Früh am Morgen, wenn mein Mann und die Kinder noch schlafen, lege ich mich als Erstes auf meine Schafwollmatte und spüre meinen Körper im Kontakt zum Boden: Wie finde ich mich vor? Ich achte darauf, dass ich gerade liege, die Arme seitlich neben dem Körper. Vom Kreuzbein aus spüre ich schräg in den Boden hinein in Richtung der Fersen, dann wende ich mich dem rechten Oberschenkel zu. Der Oberschenkel spürt ebenfalls schräg in den Boden hinein, dann die Kniekehle, der Unterschenkel, die Achillessehne.

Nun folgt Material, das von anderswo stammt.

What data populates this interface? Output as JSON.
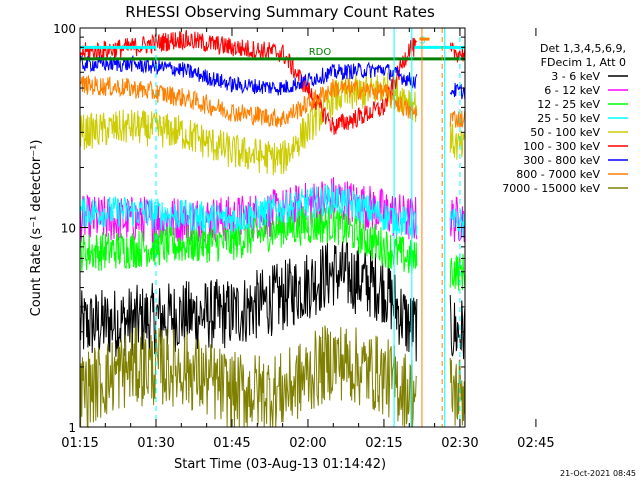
{
  "chart_data": {
    "type": "line",
    "title": "RHESSI Observing Summary Count Rates",
    "xlabel": "Start Time (03-Aug-13 01:14:42)",
    "ylabel": "Count Rate (s⁻¹ detector⁻¹)",
    "yscale": "log",
    "ylim": [
      1,
      100
    ],
    "y_tick_labels": [
      "1",
      "10",
      "100"
    ],
    "xlim_min": [
      75,
      151
    ],
    "x_ticks_min": [
      75,
      90,
      105,
      120,
      135,
      150,
      165
    ],
    "x_tick_labels": [
      "01:15",
      "01:30",
      "01:45",
      "02:00",
      "02:15",
      "02:30",
      "02:45"
    ],
    "legend_header": [
      "Det 1,3,4,5,6,9,",
      "FDecim 1, Att 0"
    ],
    "series": [
      {
        "name": "3 - 6 keV",
        "color": "#000000",
        "x": [
          75,
          85,
          95,
          105,
          115,
          125,
          135,
          140,
          150
        ],
        "values": [
          3.2,
          3.4,
          3.6,
          3.7,
          4.5,
          6.0,
          5.0,
          3.2,
          3.0
        ]
      },
      {
        "name": "6 - 12 keV",
        "color": "#ff00ff",
        "x": [
          75,
          85,
          95,
          105,
          115,
          125,
          135,
          140,
          150
        ],
        "values": [
          11,
          11,
          11,
          11,
          12,
          14,
          12,
          11,
          11
        ]
      },
      {
        "name": "12 - 25 keV",
        "color": "#00ff00",
        "x": [
          75,
          85,
          95,
          105,
          115,
          125,
          135,
          140,
          150
        ],
        "values": [
          7.5,
          7.8,
          8.2,
          8.5,
          10,
          10.5,
          8,
          7,
          6
        ]
      },
      {
        "name": "25 - 50 keV",
        "color": "#00ffff",
        "x": [
          75,
          85,
          95,
          105,
          115,
          125,
          135,
          140,
          150
        ],
        "values": [
          12,
          12,
          11.5,
          11,
          12.5,
          14,
          11.5,
          10.5,
          10.5
        ]
      },
      {
        "name": "50 - 100 keV",
        "color": "#cccc00",
        "x": [
          75,
          85,
          95,
          105,
          115,
          125,
          135,
          140,
          150
        ],
        "values": [
          30,
          32,
          30,
          24,
          22,
          45,
          50,
          44,
          25
        ]
      },
      {
        "name": "100 - 300 keV",
        "color": "#ff0000",
        "x": [
          75,
          85,
          95,
          105,
          115,
          125,
          135,
          140,
          150
        ],
        "values": [
          75,
          80,
          88,
          80,
          75,
          32,
          40,
          80,
          75
        ]
      },
      {
        "name": "300 - 800 keV",
        "color": "#0000ff",
        "x": [
          75,
          85,
          95,
          105,
          115,
          125,
          135,
          140,
          150
        ],
        "values": [
          66,
          66,
          62,
          52,
          50,
          60,
          62,
          55,
          48
        ]
      },
      {
        "name": "800 - 7000 keV",
        "color": "#ff8000",
        "x": [
          75,
          85,
          95,
          105,
          115,
          125,
          135,
          140,
          150
        ],
        "values": [
          52,
          50,
          45,
          38,
          35,
          50,
          48,
          38,
          35
        ]
      },
      {
        "name": "7000 - 15000 keV",
        "color": "#808000",
        "x": [
          75,
          85,
          95,
          105,
          115,
          125,
          135,
          140,
          150
        ],
        "values": [
          1.5,
          2.0,
          2.0,
          1.5,
          1.5,
          2.2,
          1.8,
          1.5,
          1.5
        ]
      }
    ],
    "flag_bars": [
      {
        "label": "RDO",
        "color": "#008000",
        "x_start": 75,
        "x_end": 151,
        "y": 70
      },
      {
        "label": "",
        "color": "#00ffff",
        "x_start": 75,
        "x_end": 90,
        "y": 80
      },
      {
        "label": "S",
        "color": "#00ffff",
        "x_start": 141,
        "x_end": 151,
        "y": 80
      },
      {
        "label": "",
        "color": "#ff8000",
        "x_start": 142,
        "x_end": 144,
        "y": 88
      }
    ],
    "vertical_markers_min": [
      {
        "x": 75,
        "color": "#00ffff",
        "style": "solid"
      },
      {
        "x": 90,
        "color": "#00ffff",
        "style": "dashed"
      },
      {
        "x": 137,
        "color": "#00ffff",
        "style": "solid"
      },
      {
        "x": 140.5,
        "color": "#00ffff",
        "style": "solid"
      },
      {
        "x": 142.5,
        "color": "#ff8000",
        "style": "solid"
      },
      {
        "x": 146.5,
        "color": "#ff8000",
        "style": "dashed"
      },
      {
        "x": 147,
        "color": "#00ffff",
        "style": "solid"
      },
      {
        "x": 150,
        "color": "#00ffff",
        "style": "dashed"
      }
    ]
  },
  "footer": {
    "timestamp": "21-Oct-2021 08:45"
  }
}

Das alles geschieht langsam, still und ohne zu werten. Manches, was blockiert oder verhärtet ist, löst sich einfach nur dadurch, dass man da liegt und wahrnimmt. Es geht nicht ums Machen, sondern ums Lassen.

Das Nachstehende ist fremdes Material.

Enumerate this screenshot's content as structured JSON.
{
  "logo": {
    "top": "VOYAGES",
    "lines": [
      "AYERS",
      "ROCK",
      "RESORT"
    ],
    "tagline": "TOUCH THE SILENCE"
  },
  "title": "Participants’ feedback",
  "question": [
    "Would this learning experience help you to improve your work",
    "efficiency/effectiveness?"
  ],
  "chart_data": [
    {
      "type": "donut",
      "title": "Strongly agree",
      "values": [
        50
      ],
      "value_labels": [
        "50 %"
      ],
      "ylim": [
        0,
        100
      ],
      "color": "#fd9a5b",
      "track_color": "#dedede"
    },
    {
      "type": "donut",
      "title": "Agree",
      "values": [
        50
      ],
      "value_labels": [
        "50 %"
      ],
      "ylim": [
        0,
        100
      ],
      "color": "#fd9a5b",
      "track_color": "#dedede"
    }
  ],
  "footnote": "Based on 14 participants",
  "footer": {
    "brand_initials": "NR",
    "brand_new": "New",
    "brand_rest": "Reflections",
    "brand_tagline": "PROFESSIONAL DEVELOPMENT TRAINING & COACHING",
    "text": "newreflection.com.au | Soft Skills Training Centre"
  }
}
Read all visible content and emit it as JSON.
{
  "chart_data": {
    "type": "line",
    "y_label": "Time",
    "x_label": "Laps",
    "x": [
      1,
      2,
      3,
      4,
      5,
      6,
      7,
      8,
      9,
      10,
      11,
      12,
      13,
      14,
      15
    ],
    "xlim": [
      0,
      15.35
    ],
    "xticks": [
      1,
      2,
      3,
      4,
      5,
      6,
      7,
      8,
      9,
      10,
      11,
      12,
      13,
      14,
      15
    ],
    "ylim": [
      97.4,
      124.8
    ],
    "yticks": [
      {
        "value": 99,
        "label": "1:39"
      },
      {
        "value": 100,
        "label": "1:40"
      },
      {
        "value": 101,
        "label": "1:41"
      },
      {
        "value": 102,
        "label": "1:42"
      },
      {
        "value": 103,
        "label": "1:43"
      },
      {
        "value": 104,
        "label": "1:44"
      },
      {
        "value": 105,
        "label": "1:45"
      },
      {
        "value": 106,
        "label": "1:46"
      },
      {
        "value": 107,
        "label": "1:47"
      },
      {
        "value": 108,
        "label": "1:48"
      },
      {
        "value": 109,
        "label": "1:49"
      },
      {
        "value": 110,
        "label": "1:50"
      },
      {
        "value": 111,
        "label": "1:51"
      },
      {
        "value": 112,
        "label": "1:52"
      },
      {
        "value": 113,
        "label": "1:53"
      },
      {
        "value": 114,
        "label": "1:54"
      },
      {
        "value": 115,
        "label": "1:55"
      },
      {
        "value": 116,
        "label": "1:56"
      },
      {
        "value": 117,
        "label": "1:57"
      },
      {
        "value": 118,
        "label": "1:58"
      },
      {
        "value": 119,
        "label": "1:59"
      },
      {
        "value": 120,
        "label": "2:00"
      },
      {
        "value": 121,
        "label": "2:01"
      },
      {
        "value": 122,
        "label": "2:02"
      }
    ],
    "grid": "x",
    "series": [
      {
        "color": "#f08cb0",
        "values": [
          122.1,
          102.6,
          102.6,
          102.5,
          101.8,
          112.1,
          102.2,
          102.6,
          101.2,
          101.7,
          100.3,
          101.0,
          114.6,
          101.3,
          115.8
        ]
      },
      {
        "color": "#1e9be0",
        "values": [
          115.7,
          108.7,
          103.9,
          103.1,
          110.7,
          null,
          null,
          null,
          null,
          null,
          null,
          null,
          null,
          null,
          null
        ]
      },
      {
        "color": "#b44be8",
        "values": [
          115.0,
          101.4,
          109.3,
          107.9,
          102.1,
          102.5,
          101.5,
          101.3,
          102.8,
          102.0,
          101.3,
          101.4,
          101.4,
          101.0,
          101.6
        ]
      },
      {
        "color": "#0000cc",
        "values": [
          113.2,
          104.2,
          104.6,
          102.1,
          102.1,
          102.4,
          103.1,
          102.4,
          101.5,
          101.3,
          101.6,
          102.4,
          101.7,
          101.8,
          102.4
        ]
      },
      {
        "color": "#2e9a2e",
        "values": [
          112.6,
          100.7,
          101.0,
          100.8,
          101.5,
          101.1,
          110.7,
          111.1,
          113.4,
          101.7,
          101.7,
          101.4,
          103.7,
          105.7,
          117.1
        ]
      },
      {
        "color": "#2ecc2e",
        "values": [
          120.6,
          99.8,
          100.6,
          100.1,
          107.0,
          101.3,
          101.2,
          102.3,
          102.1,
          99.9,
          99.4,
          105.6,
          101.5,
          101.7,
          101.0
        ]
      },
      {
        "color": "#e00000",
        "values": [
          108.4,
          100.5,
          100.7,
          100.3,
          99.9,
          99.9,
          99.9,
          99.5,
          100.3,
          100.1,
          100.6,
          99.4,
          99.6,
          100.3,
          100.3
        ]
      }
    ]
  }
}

Diese Übungen kommen aus der »Eutonie«, das heißt übersetzt »guter Tonus« oder »Wohlspannung«. Es geht also darum weder entspannt noch verspannt, sondern in einer guten Spannung zu sein, die dem Körper gemäß ist. Die Eutonie-Übungen, wie ich sie praktiziere, wurden von der Rotkreuzschwester, Masseurin und Atemtherapeutin Hanna Scharing entwickelt und sind auch unter der Bezeichnung »Rhythmus-Atem-Bewegung (RAB)« bekannt geworden. Sie hat das im Laufe eines lebenslangen Arbeitsprozesses mit Patienten entwickelt, die unter Schmerzen oder neurologischen Erkrankungen litten und mit medizinischen Methoden nicht mehr weiterkamen. Ziel des Übungsweges ist es, den eigenen Lebensrhythmus zu erkennen, ihm zu vertrauen und besser mit sich in Kontakt zu kommen.

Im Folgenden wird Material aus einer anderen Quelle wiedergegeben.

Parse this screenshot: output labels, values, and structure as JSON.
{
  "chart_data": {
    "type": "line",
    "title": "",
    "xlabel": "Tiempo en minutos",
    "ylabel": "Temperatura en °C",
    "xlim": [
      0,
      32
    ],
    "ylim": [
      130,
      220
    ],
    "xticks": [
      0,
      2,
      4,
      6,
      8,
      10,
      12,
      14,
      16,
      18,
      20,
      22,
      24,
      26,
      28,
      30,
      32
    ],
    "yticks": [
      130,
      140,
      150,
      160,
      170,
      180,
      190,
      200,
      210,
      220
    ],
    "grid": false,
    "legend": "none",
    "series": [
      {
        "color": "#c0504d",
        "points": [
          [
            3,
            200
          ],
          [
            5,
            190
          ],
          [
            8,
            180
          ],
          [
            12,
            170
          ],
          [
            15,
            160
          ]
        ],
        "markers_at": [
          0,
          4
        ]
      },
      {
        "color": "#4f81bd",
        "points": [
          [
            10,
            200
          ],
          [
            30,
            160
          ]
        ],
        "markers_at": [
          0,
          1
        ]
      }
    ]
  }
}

Nachdem ich mich dem rechten Bein gewidmet habe, vergleiche ich es mit dem linken – und es ist erstaunlich, wie viel lebendiger, präsenter und durchströmter sich das Bein in dieser Wohlspannung anfühlt, obwohl ich es doch kaum bewegt, sondern nur wahrgenommen habe. »Vergleichen, ohne zu werten«, diese Ansage einer früheren Kursleiterin klingt wie ein Mantra in mir nach. Dann wende ich mich in der gleichen Weise dem linken Bein zu, danach dem Kopf und dann von oben nach unten auch allen anderen Körperteilen. Um etwas Greifbares in der Hand zu haben, halte ich zwei Holzeier in den Handinnenflächen. Unter meinen Nacken lege ich manchmal ein halbrundes Eschenholz, um meine verhärtete Muskulatur zu »wecken«. Wenn ich mit dem Nacken senkrecht durch dieses Holz diesen Widerstand zum Boden spüre, fühle ich oft, wie Ängste und Verkrampfungen von mir abfließen und ich wacher da bin.